The treatment of HER2+ breast cancer has exploded in the last year, expanding from having just two options ― Herceptin and Tykerb ― to now having four, following the approval of Perjeta® (pertuzumab, Genentech/Roche) by the FDA in June 2012 and the EMA in March 2013, and the approval of Kadcyla by the FDA in February 2013 (European approval still pending). Physicians are just starting to develop their paradigms to incorporate all of these agents into treatment, although the National Comprehensive Cancer Network (NCCN) recommends first-line treatment with Herceptin plus Perjeta and docetaxel followed by Kadcyla in second-line for patients with HER2+ mBC, with other options (such as Tykerb plus capecitabine or Herceptin re-treatment) for later lines5. If approved, where will Afinitor fit into this treatment paradigm? If we compare the outcomes from BOLERO-3 with those from other trials in the Herceptin-pretreated setting (see Table 2), the data suggests that Afinitor may provide a weaker level of benefit than Kadcyla or Tykerb/capecitabine. It’s likely that any role for Afinitor will be limited to third-line or even later, especially since Afinitor proved effective in patients treated with prior Tykerb. Additionally, the suggestion that all clinical benefit with Afinitor was limited to those patients who were ER-/PR- could further limit its utilization to the less than half of HER2+ patients who are ER-/PR-.
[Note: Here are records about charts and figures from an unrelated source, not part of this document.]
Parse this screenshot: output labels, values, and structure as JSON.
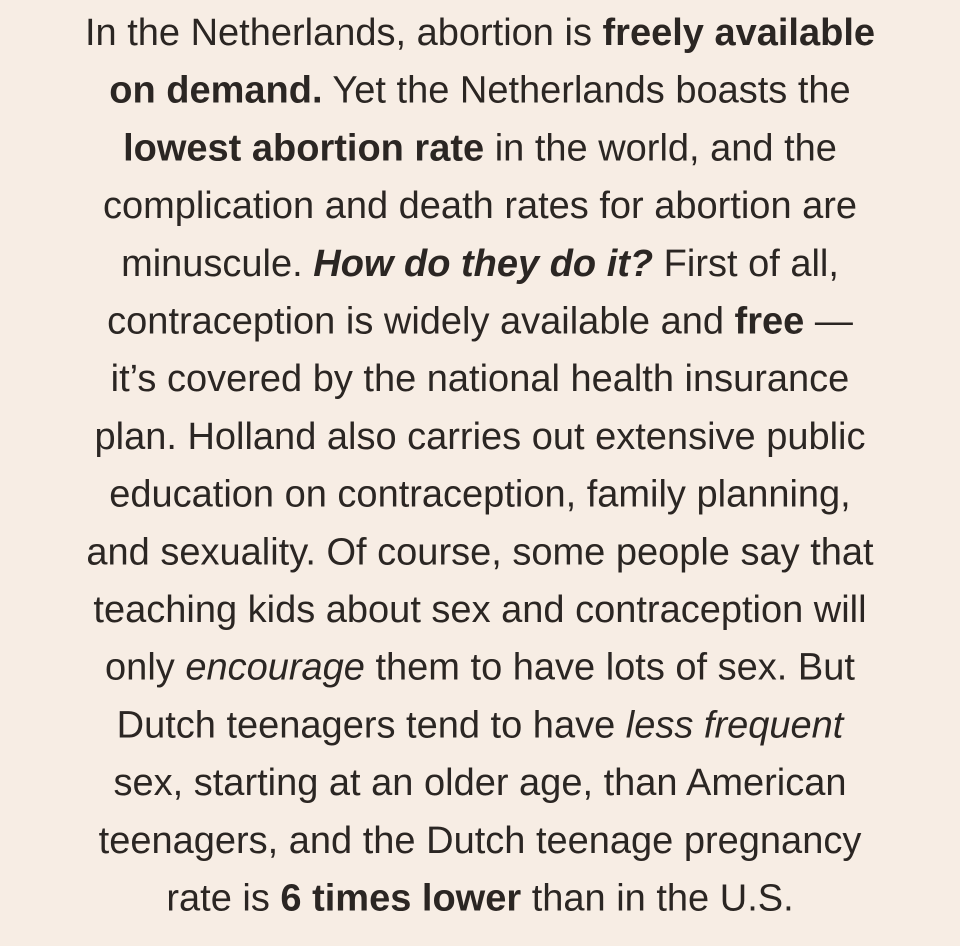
{
  "lines": [
    [
      {
        "text": "In the Netherlands, abortion is "
      },
      {
        "text": "freely available",
        "bold": true
      }
    ],
    [
      {
        "text": "on demand.",
        "bold": true
      },
      {
        "text": " Yet the Netherlands boasts the"
      }
    ],
    [
      {
        "text": "lowest abortion rate",
        "bold": true
      },
      {
        "text": " in the world, and the"
      }
    ],
    [
      {
        "text": "complication and death rates for abortion are"
      }
    ],
    [
      {
        "text": "minuscule. "
      },
      {
        "text": "How do they do it?",
        "bold": true,
        "italic": true
      },
      {
        "text": " First of all,"
      }
    ],
    [
      {
        "text": "contraception is widely available and "
      },
      {
        "text": "free",
        "bold": true
      },
      {
        "text": " —"
      }
    ],
    [
      {
        "text": "it’s covered by the national health insurance"
      }
    ],
    [
      {
        "text": "plan. Holland also carries out extensive public"
      }
    ],
    [
      {
        "text": "education on contraception, family planning,"
      }
    ],
    [
      {
        "text": "and sexuality. Of course, some people say that"
      }
    ],
    [
      {
        "text": "teaching kids about sex and contraception will"
      }
    ],
    [
      {
        "text": "only "
      },
      {
        "text": "encourage",
        "italic": true
      },
      {
        "text": " them to have lots of sex. But"
      }
    ],
    [
      {
        "text": "Dutch teenagers tend to have "
      },
      {
        "text": "less frequent",
        "italic": true
      }
    ],
    [
      {
        "text": "sex, starting at an older age, than American"
      }
    ],
    [
      {
        "text": "teenagers, and the Dutch teenage pregnancy"
      }
    ],
    [
      {
        "text": "rate is "
      },
      {
        "text": "6 times lower",
        "bold": true
      },
      {
        "text": " than in the U.S."
      }
    ]
  ]
}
Other questions remain. Which dose of Afinitor should be used in breast cancer? The BOLERO-3 trial utilized a 5 mg/day dose, whereas in the BOLERO-2 trial in combination with Aromasin and in the ongoing BOLERO-1 trial in first-line HER2+ mBC Afinitor is given at a dose of 10 mg/day. With the reduced dose intensity observed in BOLERO-3 it seems unlikely that a higher dose should be used, but are there implications for the ongoing BOLERO-1 trial? Should Afinitor be restricted to the subpopulations that derived the greatest benefit (or conversely, not be used in those subgroups who derived no benefit)? Do the data from BOLERO-3 foreshadow outcomes in the ongoing BOLERO-1 trial (NCT00876395), which will compare Herceptin/paclitaxel with or without Afinitor in first-line HER2+ mBC; results are expected later this year.

 

References:

  1. Afinitor prescribing information, accessed June 2, 2013.
  2. O’Regan et al, Abstract 505, ASCO 2013
  3. Geyer et al, NEJM, 355(26): 2733-2743, 2006.
  4. Kadcyla prescribing information, accessed June 2, 2013.
  5. National Comprehensive Cancer Network guidelines, Breast Cancer, version 3.2013.
  6. Tykerb prescribing information, accessed June 2, 2013.